Le Japon a connu 17 Premiers ministres en 30 ans, une rotation excessive qui a freiné le développement de la deuxième économie mondiale et affaibli son rôle sur la scène internationale.

Yukio Hatoyama, qui a démissionné mercredi après seulement huit mois et demi au pouvoir, est ainsi le quatrième chef de gouvernement en quatre ans.

L'ambassadeur du Japon aux États-Unis, Ichiro Fujisaki, a déploré l'image que renvoie de son pays à l'étranger.

«Le premier ministre est le visage de la Nation», a-t-il dit aux journalistes à Washington. «Il serait préférable qu'il soit aux commandes plus longtemps et travaille avec d'autres dirigeants du monde.»

L'an dernier, le président brésilien Luiz Inacio Lula da Silva, butant sur le nom de M. Hatoyama, avait plaisanté en disant qu'au Japon, «vous dites "bonjour" à un premier ministre et "bon après-midi" à un autre».

Depuis les années 80, seuls deux premiers ministres japonais ont réussi à durer plus de deux ans, le dernier en date étant Junichiro Koizumi, qui a gouverné de 2001 à 2006. 

Les démissions sont souvent dues à des défaites électorales ou à des scandales sexuels ou d'argent sale.

Mais certains analystes pointent également du doigt les particularités du monde politique japonais, les élections à répétition, les facteurs culturels et des médias agressifs qui peuvent ruiner en l'espace de quelques mois la popularité d'un premier ministre.

Les quatre derniers chefs de gouvernement étaient notamment des «héritiers», nés avec «une cuillère en argent dans la bouche», soulignent-ils. Fils ou petit-fils d'anciens Premiers ministres, leur capacité à diriger le pays n'était pas forcément à la hauteur de leur nom prestigieux.

«La politique au Japon fonctionne un peu comme la vie d'un village», explique Takehiko Yamamoto, professeur de sciences politiques à l'université Waseda de Tokyo.

«C'est fait de factions. Une forte personnalité peut gouverner sur la durée. Mais la culture japonaise valorise le consensus et si vous ne pouvez pas conserver le soutien du groupe, vous êtes remplacé.»

«Dans la politique japonaise, le pouvoir n'est pas entièrement concentré sur le premier ministre. En pratique, il est souvent contrôlé par des hommes forts dans les partis», rappelle Hidekazu Kawai, professeur à l'université Gakushuin de Tokyo. «Cette structure du pouvoir à deux niveaux fragilise la fonction du premier ministre.»

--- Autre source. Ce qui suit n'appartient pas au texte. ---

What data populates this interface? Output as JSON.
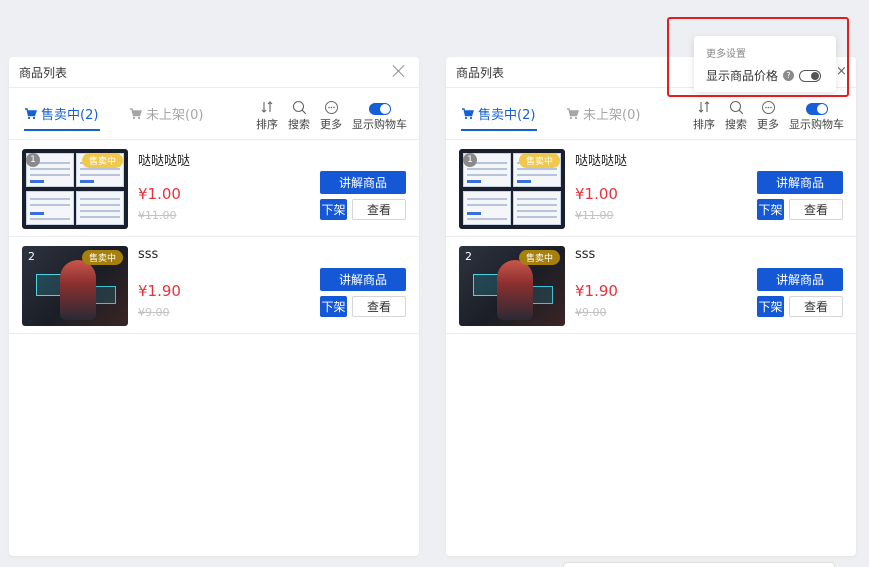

Certains analystes accusent le calendrier électoral d'être responsable de cette situation.

«La priorité numéro un d'un chef de gouvernement est de gagner les élections dans les deux Chambres du Parlement. Et donc si les politiciens ont l'impression que leur dirigeant ne peut pas les mener à la victoire, ils lui retirent leur soutien. Cette pression est extrêmement forte au Japon», souligne Sadafumi Kawato, professeur à l'Université de Tokyo.

Tomoaki Iwai, de l'Université Nihon, juge lui aussi qu'il y a «trop d'élections qui influent sur le sort des gouvernements». «Tous les 18 mois, ils sont paniqués.»

M. Kawato accuse par ailleurs les médias d'être à l'affut de la moindre «gaffe» d'un premier ministre, qui doit répondre aux journalistes parfois deux fois par jour.

Dans le cas de M. Hatoyama, «les médias ont manipulé l'opinion publique en demandant sans cesse si le gouvernement Hatoyama devait démissionner».

«Il est naturel pour un gouvernement de ne pas tout réussir dans les six premiers mois. Mais la presse s'est focalisée uniquement sur les échecs.»